Up here now, arrived finally, away from the deer and the fire and the competitive crowding of the busy lowlands, arrived: on near enough the roof of the world, to think things over. He has been a while at climbing this mountain, say many millennia, now arrived at last as seed, carried by wind, buried by rain, burrowed now into the cold, damp, soon to be dry again, earth, under crisp, oxygen-poor air. Burrowed and listening to the slow rumble of planet, for the heart of the Earth is audible to his kind. And what he hears is anguish.

            A tendril now, not much thicker than thought, ruptures the seed wall in search of fertile earth nearly two thousand years before the Siddhartha Gautama, soon to become the Buddha, will be born. Barely five centimeters into hard and rocky earth where the seed now rests, it encounters a small stone, stops, thinks things over, veers left and past it, soon to find another stone, this one a little larger, stops, thinks things over, then veers down, and past it, and down, and down.
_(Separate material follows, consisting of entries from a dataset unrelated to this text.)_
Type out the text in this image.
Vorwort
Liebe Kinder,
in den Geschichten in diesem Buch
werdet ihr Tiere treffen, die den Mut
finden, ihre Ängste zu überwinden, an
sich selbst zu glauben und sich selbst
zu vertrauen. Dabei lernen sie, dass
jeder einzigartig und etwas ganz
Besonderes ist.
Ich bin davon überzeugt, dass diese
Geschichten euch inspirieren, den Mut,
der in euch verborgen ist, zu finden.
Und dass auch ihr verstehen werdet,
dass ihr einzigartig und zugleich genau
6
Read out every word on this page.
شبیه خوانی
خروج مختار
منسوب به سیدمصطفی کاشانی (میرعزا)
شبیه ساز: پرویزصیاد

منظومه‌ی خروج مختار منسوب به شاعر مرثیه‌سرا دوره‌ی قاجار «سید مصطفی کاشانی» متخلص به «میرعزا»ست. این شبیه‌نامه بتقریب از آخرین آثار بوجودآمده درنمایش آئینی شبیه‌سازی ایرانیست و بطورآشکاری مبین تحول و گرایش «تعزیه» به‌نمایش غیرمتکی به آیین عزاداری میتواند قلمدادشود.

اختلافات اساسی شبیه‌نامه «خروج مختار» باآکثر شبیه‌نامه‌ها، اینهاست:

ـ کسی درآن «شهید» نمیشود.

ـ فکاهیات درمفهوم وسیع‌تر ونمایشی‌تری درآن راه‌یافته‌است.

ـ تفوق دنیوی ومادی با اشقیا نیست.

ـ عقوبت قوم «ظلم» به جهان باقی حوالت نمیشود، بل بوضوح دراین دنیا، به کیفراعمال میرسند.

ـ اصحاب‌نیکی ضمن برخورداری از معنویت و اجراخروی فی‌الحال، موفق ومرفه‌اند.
            A second tendril cracks the opposite seed wall and sets out on its long journey into earth, less stony here, yet instinct tells it: down, down, down.

            Nearly two thousand years go by before eyes open and see, before they see anything else, a cloud in a sky warm with rain to come; veering left then, they stray into a patch of blue, but that too is soon covered by warm cloud: so they veer again, down this time, and down some more, alighting at last on eyes and the smile hovering so close to him, his mother.

            Little fingers rise into earthy air, weight and moisture, brown and skin, nay golden, and all his. While tendrils have aged now and ripened into root and settled and launched hairs of curious thirst into rocky, sandy earth, and deeper still; while trunk and branch and pine have risen into air to drink its elements, his arms now grow stronger, biceps grow bejeweled, hair grows long and dark. Conscience grows restless and he leaves the palace, if you can call a hut like this a palace, to seek a bodhi tree to reflect beneath.

            But for his distant self there is no such leaving. Perched now perhaps eight feet from the precipice of the world and young still, there is only hearing.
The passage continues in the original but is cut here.